Confirmation and restoration of the atvsr1 phenotype. (A) Immunoblot analysis of the dry seeds of the WTs (Ws-2 and Col-0), atvsr1-1 mutant, and atvsr1-2 mutants with anti-12S globulin (anti-12S) and anti-2S albumin (anti-2S) Abs. (B) The atvsr1-1 mutant was transformed with pAtVSR1::AtVSR1-cDNA. Shown is a PCR-based analysis of the AtVSR1 locus and the presence of pAtVSR1::AtVSR1-cDNA in the WT, in four independent T2 seeds, and in the atvsr1-1 mutant (Upper). Immunoblot analysis of their dry seeds with anti-12S globulin (anti-12S) and anti-2S albumin (anti-2S) Abs (Lower). p12S, the precursors of 12S globulin; p2S, the precursors of 2S albumin; 12S-α and 2S-L, a 12S globulin subunit and a 2S albumin subunit.

Fig. 4.

The atvsr1 mutant missorts storage proteins by secreting them from cells, resulting in an enlarged and electron-dense extracellular space in the seeds. Shown is autofluorescence of PSVs in the dry seeds of the WT (A) and the atvsr1-1 mutant (B). The atvsr1-1 seeds have distorted cells and smaller PSVs than those of WT seeds. Ultrastructures of seed cells of the WT (C) and atvsr1-1 mutant (D) are shown. The extracellular space of the atvsr1-1 seeds was abnormally enlarged and filled with electron-dense material (arrowheads in D). (E-H) ImmunoGold analysis with Ab against 12S globulin (E and F) or 2S albumin (G and H).
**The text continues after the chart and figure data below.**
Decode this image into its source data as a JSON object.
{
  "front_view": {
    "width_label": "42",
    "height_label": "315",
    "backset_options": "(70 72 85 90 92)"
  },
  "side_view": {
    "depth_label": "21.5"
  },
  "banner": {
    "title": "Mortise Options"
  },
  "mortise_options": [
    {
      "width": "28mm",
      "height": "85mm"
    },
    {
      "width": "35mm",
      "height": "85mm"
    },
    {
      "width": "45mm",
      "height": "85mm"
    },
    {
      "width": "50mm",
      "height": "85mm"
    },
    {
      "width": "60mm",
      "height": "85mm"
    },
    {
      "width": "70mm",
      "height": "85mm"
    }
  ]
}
Both storage proteins were distributed in the PSVs and the electron-dense extracellular space of the atvsr1-1 seeds (arrowheads in F and H). CW, cell wall. [Scale bars = 10 μm(A and B), 5 μm(C and D), and 1 μm(E-H).]

Fig. 5.

AtVSR1 binds to a C-terminal peptide of Arabidopsis 12S globulin, and the bound AtVSR1 is competitively eluted by known vacuolar-targeting signals. AtVSR1 from the microsomal fraction of WT seeds was bound to an affinity column with At12S peptide in the presence of 1 mM CaCl₂. AtVSR1 was eluted by each of At12S peptide, Be2S peptide, AtALEU peptide, or EGTA. Each fraction eluted from the columns was subjected to SDS/PAGE followed by immunoblot analysis with anti-AtELP Ab.

Fig. 6.

Developmental changes in the storage proteins and AtALEU in WT and atvsr1-1 seeds after germination. (A) Seeds and seedlings of the WT and the atvsr1-1 mutant at 0-6 days after germination were subjected to SDS/PAGE followed by Coomassie blue staining. p12S, precursors of 12S globulin; p2S, precursors of 2S albumin; α and β, 12S globulin subunits; 2S, 2S albumin. Asterisks indicate RuBisCO located in the chloroplasts. (B) Immunoblot analysis of seeds and seedlings of the WT and the atvsr1-1 mutant at 0-5 days after germination with a mAb (2F5) directed against ALEU, an NPIR-containing vacuolar cysteine proteinase. No AtALEU precursor was detected, suggesting that AtVSR1 is not involved in the vacuolar sorting of AtALEU. m, mature AtALEU; p, predicted position of the precursor of AtALEU.